Toda problemática surgiu – supostamente – em razão da prática de planejamentos tributários abusivos por iniciativa dos contribuintes e que funciona da seguinte maneira: o contribuinte tem sede no município “A” que cobra ISS – Imposto sobre Serviços de 5% sobre o valor dos serviços, ao passo que a cidade vizinha “B” aplica alíquota de 2%. Como o ISS é devido – regra geral – no local do estabelecimento prestador, a empresa está obrigada a recolher o tributo para o município “A”, aplicando a alíquota de 5%.
Visando reduzir sua carga tributária – desejo de 11 em cada 10 empresários – o contribuinte percebe que uma boa solução seria ter sua sede localizada no munícipio “B”, reduzindo em 3% a alíquota do ISS, o que lhe geraria uma boa economia. Entretanto, seus clientes e colaboradores estão todos localizados no município “A” e não seria conveniente mudar o local da sua sede.

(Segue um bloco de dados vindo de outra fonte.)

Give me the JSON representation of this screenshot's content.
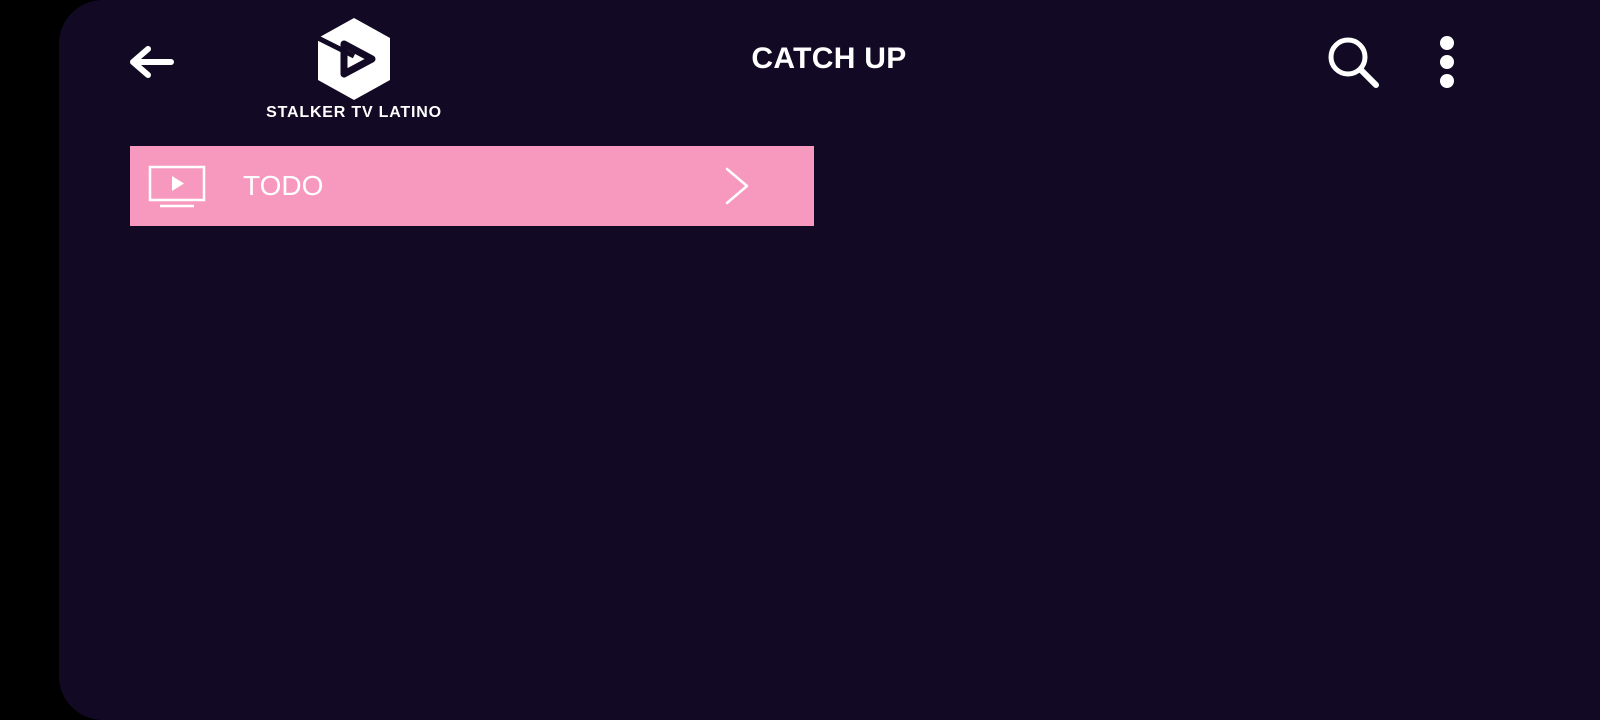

Eis que, diante do inconveniente, o contribuinte tem a seguinte ideia: alugar uma pequena sala ou até mesmo um endereço que sirva unicamente para fins cadastrais, mas sem necessidade de estrutura física no munícipio “B”, mantendo sua estrutura operacional toda no munícipio “A”. Basicamente, a pretensão é emitir nota fiscal do município “B”, com alíquota de 2%, recolhendo o montante devido nesse local, muito embora a estrutura operacional e seus clientes estejam situados no município “A”.
Ciente desse tipo de estratagema, o munícipio “A” lança medida visando impedir o referido “planejamento fiscal”: caso o tomador esteja localizado no município “A”, ao contratar prestadores de serviço que, em tese, estejam localizados no município “B”, deverão exigir o comprovante de cadastramento de prestador de serviços cuja sede esteja localizada fora do munícipio. Caso esse comprovante cadastral não seja apresentado, o tomador de serviços deve reter 5% de ISS sobre o valor a ser pago ao prestador, recolhendo o montante para o município “A”.
O problema dessa medida é que ela acarreta a bitributação da receita do prestador dos serviços. Isso porque, a retenção do ISS pela fonte não desobriga o contribuinte de recolher o ISS devido ao município onde localizada a “sede” da empresa, o que significa um recolhimento adicional de 2% ao município “B”.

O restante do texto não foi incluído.